与此同时,刚刚接到刺史书信的孙坚愁眉不展。“逆贼称帝以来,我率军在此,数次击败城中的‘阳明皇帝’许生,上一次其子许诏更是险些被自己斩杀。怎样才能让他们再次出城呢?”
正思索间,妻弟吴景步履匆匆的走进帐中,一脸喜色,看得孙坚一愣。
“恭喜姐夫,刚刚家中传来喜讯,姐姐怀孕已经数月了。”
“伯初,你f所言当真?”孙坚一脸的欣喜。
“姐夫,这事儿怎么能是消遣你呢。姐姐确实已经怀孕了,这是姐姐给你的书信。”吴景笑道。
孙坚起身走出案后,一把抢过书信激动地看了起来。
‘自月前一别,妾身每日思念夫君。。。。。’
孙坚认认真真的看了几遍,大笑起来。
“我就说,我孙坚怎么会是绝嗣之人!”成婚年有余,一直未有子嗣的孙坚难以压抑激动地心情。
“这等喜讯,今晚你我兄弟当不醉不归。”
“姐夫,这是战时。。”吴景有些担忧的说道。
“哈哈哈,我儿真是及时雨啊。我已有破敌之策了,你且过来,按我安排行事便可。”孙坚笑道。

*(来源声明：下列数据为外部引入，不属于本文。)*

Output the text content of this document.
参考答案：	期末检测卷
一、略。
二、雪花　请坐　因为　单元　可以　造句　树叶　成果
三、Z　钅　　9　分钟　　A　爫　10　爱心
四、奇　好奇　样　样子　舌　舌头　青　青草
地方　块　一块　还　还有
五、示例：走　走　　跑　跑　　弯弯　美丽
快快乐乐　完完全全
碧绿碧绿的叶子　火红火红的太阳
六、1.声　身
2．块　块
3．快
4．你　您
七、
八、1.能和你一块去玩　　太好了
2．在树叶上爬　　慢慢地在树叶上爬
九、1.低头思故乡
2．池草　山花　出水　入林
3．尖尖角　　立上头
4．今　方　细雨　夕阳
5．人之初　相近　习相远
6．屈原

一番交代下来,吴景领命去办。孙坚看着吴景的背影,眼里出现一抹厉色‘就让你许生,为我儿的到来献上一份重礼。’
夜晚很快来临,句章城门上的校尉见孙坚营中喧闹异常,紧急禀报了许诏。许诏闻状赶来到城墙之上,远远眺望着孙坚的大营。
“就是这个孙坚,屡次坏我父子好事。”许诏眼中流露出恨意。
想当初怂恿父亲称越王后,自己领兵攻略会稽郡。迅速拿下余姚、上虞、剡县等地,哎!还是和陈寅打舒服,在孙坚没到之前险些将其生擒,何等意气风发。只可惜在山阴城下遭遇了孙坚,噩梦便开始了。两军交锋,大小十余战未曾一胜。话说,这孙坚怎么还不去死?
“探听出是什么事儿了么,他营中为何如此?”许诏看向校尉。
“禀大将军,据说是孙坚即将得子。孙坚成婚年,刚刚听说妻子有孕。全营将士自发欢呼!丹阳太守陈寅赏赐了全营酒食。”
“这孙坚年来一直与我等交战,何来时间回家生子?”许诏一愣,随即狂笑道:“怕不是别人家的吧!哈哈哈哈!!!!”
“不过。。本大将军倒是想让他继续乐呵乐呵。”许诏心中有了一个胆大的想法。
一个时辰后,许诏禀告了父亲后,便领了兵丁2000出城悄悄潜到了孙坚大营百步之外。
“看这情况,孙坚有些得意忘形了。合该我送他一份大礼!”许诏见营中守备松懈,心中大安。
“传令,全军进发。生擒陈寅,孙坚者赏千金,封侯!”伴随许诏一声令下,军士们迅速冲进了营寨。
就在此时,四面火起。有军士高叫:“中计了,快撤!”见到四面火起,敌军已经入瓮。孙坚从营外埋伏处率军冲击,远处的陈寅抚须笑看这一幕。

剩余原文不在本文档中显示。